Em entrevista, Dirceu afirmou que a coligação foi um “pacto feito com a maioria da sociedade brasileira para eleger o Lula numa aliança democrática, progressista e pelo Brasil, e que deu certo”.
Há um debate dentro do governo para definir os pré-candidatos aos cargos majoritários e legislativos para as eleições, visando consolidar chapas puras e enfrentar opositores em estados-chave, como São Paulo e Minas Gerais.
Alckmin é remotamente cotado para assumir a candidatura ao governo de São Paulo, mas, segundo Dirceu, deve permanecer na vice-presidência. O ex-presidente do PT também mencionou que Alckmin pode priorizar as campanhas em São Paulo durante o período eleitoral, apoiando candidatos já planejados pelo partido para o governo, como Fernando Haddad ou Márcio França, e para o Senado, como Simone Tebet e Marina Silva.
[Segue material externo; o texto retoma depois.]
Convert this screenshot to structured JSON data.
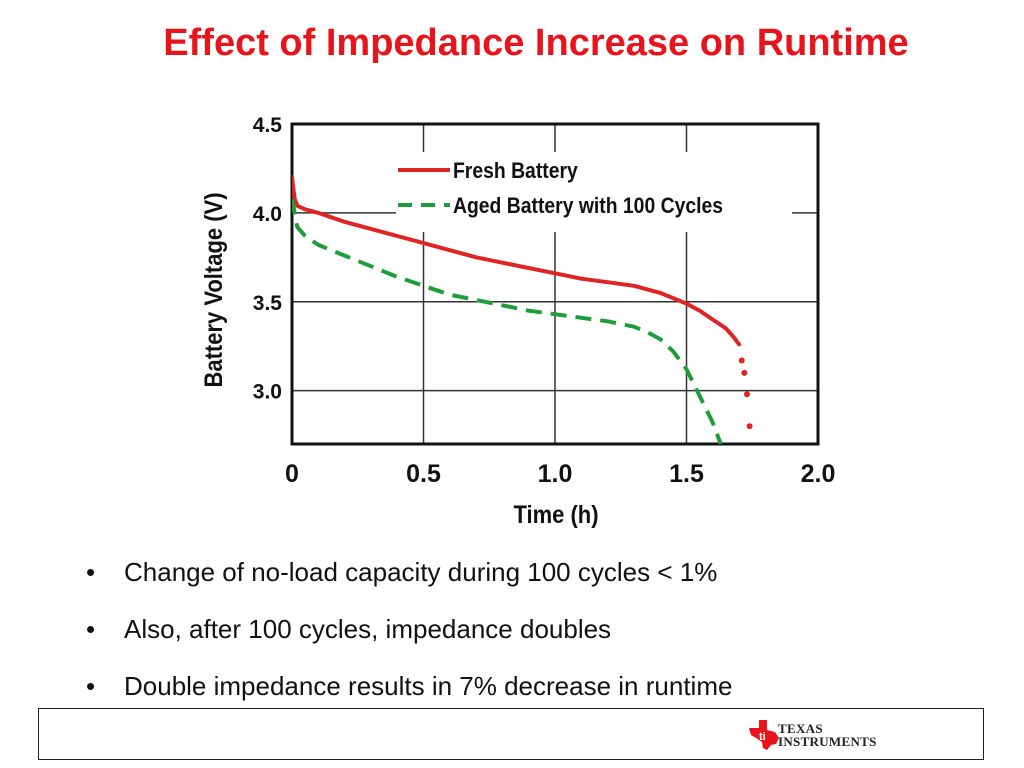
{
  "slide": {
    "title": "Effect of Impedance Increase on Runtime",
    "bullets": [
      "Change of no-load capacity during 100 cycles < 1%",
      "Also, after 100 cycles, impedance doubles",
      "Double impedance results in 7% decrease in runtime"
    ]
  },
  "branding": {
    "logo_icon": "texas-state-ti-icon",
    "logo_line1": "Texas",
    "logo_line2": "Instruments",
    "logo_color": "#e8141c"
  },
  "chart_data": {
    "type": "line",
    "xlabel": "Time (h)",
    "ylabel": "Battery Voltage (V)",
    "xlim": [
      0,
      2.0
    ],
    "ylim": [
      2.7,
      4.5
    ],
    "xticks": [
      "0",
      "0.5",
      "1.0",
      "1.5",
      "2.0"
    ],
    "yticks": [
      "4.5",
      "4.0",
      "3.5",
      "3.0"
    ],
    "grid": true,
    "legend_position": "top-center",
    "series": [
      {
        "name": "Fresh Battery",
        "color": "#e02424",
        "style": "solid",
        "x": [
          0,
          0.01,
          0.02,
          0.05,
          0.1,
          0.2,
          0.3,
          0.4,
          0.5,
          0.6,
          0.7,
          0.8,
          0.9,
          1.0,
          1.1,
          1.2,
          1.3,
          1.4,
          1.45,
          1.5,
          1.55,
          1.6,
          1.65,
          1.68,
          1.7
        ],
        "y": [
          4.2,
          4.08,
          4.04,
          4.02,
          4.0,
          3.95,
          3.91,
          3.87,
          3.83,
          3.79,
          3.75,
          3.72,
          3.69,
          3.66,
          3.63,
          3.61,
          3.59,
          3.55,
          3.52,
          3.49,
          3.45,
          3.4,
          3.35,
          3.3,
          3.26
        ],
        "tail_points": {
          "x": [
            1.71,
            1.72,
            1.73,
            1.74
          ],
          "y": [
            3.17,
            3.1,
            2.98,
            2.8
          ]
        }
      },
      {
        "name": "Aged Battery with 100 Cycles",
        "color": "#1e9e3a",
        "style": "dashed",
        "x": [
          0,
          0.02,
          0.05,
          0.1,
          0.2,
          0.3,
          0.4,
          0.5,
          0.6,
          0.7,
          0.8,
          0.9,
          1.0,
          1.1,
          1.2,
          1.3,
          1.35,
          1.4,
          1.45,
          1.5,
          1.55,
          1.6,
          1.63
        ],
        "y": [
          4.08,
          3.92,
          3.87,
          3.82,
          3.76,
          3.7,
          3.64,
          3.59,
          3.54,
          3.51,
          3.48,
          3.45,
          3.43,
          3.41,
          3.39,
          3.36,
          3.33,
          3.29,
          3.22,
          3.12,
          2.97,
          2.82,
          2.7
        ]
      }
    ]
  }
}
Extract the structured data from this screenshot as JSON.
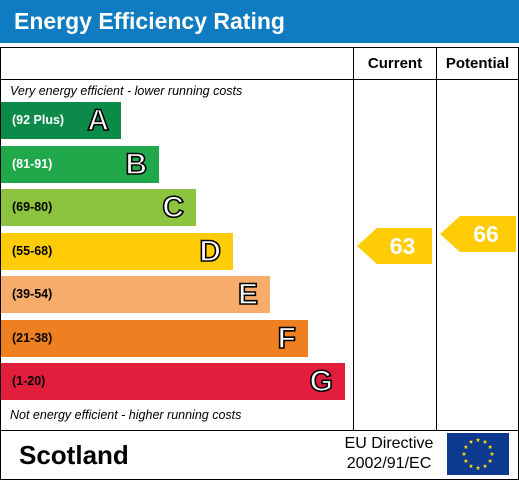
{
  "header": {
    "title": "Energy Efficiency Rating"
  },
  "columns": {
    "current": "Current",
    "potential": "Potential"
  },
  "notes": {
    "top": "Very energy efficient - lower running costs",
    "bottom": "Not energy efficient - higher running costs"
  },
  "chart_data": {
    "type": "bar",
    "bands": [
      {
        "letter": "A",
        "range": "(92 Plus)",
        "color": "#0c8a4a",
        "text_color": "#ffffff"
      },
      {
        "letter": "B",
        "range": "(81-91)",
        "color": "#21a84b",
        "text_color": "#ffffff"
      },
      {
        "letter": "C",
        "range": "(69-80)",
        "color": "#8cc43f",
        "text_color": "#000000"
      },
      {
        "letter": "D",
        "range": "(55-68)",
        "color": "#ffcc05",
        "text_color": "#000000"
      },
      {
        "letter": "E",
        "range": "(39-54)",
        "color": "#f7ac6b",
        "text_color": "#000000"
      },
      {
        "letter": "F",
        "range": "(21-38)",
        "color": "#ef8022",
        "text_color": "#000000"
      },
      {
        "letter": "G",
        "range": "(1-20)",
        "color": "#e31d3c",
        "text_color": "#000000"
      }
    ],
    "current": {
      "value": 63,
      "color": "#ffcc05"
    },
    "potential": {
      "value": 66,
      "color": "#ffcc05"
    }
  },
  "footer": {
    "country": "Scotland",
    "directive_line1": "EU Directive",
    "directive_line2": "2002/91/EC",
    "flag_colors": {
      "field": "#0d3a8f",
      "stars": "#ffdd00"
    }
  }
}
““Tenho certeza de que uma composição com apoio total do vice-presidente, ex-governador e ministro da Indústria, vai disputar o governo com Tarcísio de Freitas de igual para igual”, concluiu Dirceu.”
Na última quarta-feira (10), Alckmin afirmou em entrevista que está “muito confortável e animado” para manter sua função ao lado de Lula. Nas pesquisas eleitorais, o vice-presidente aparece na liderança de intenções de voto para o Senado, ao lado do ministro Haddad.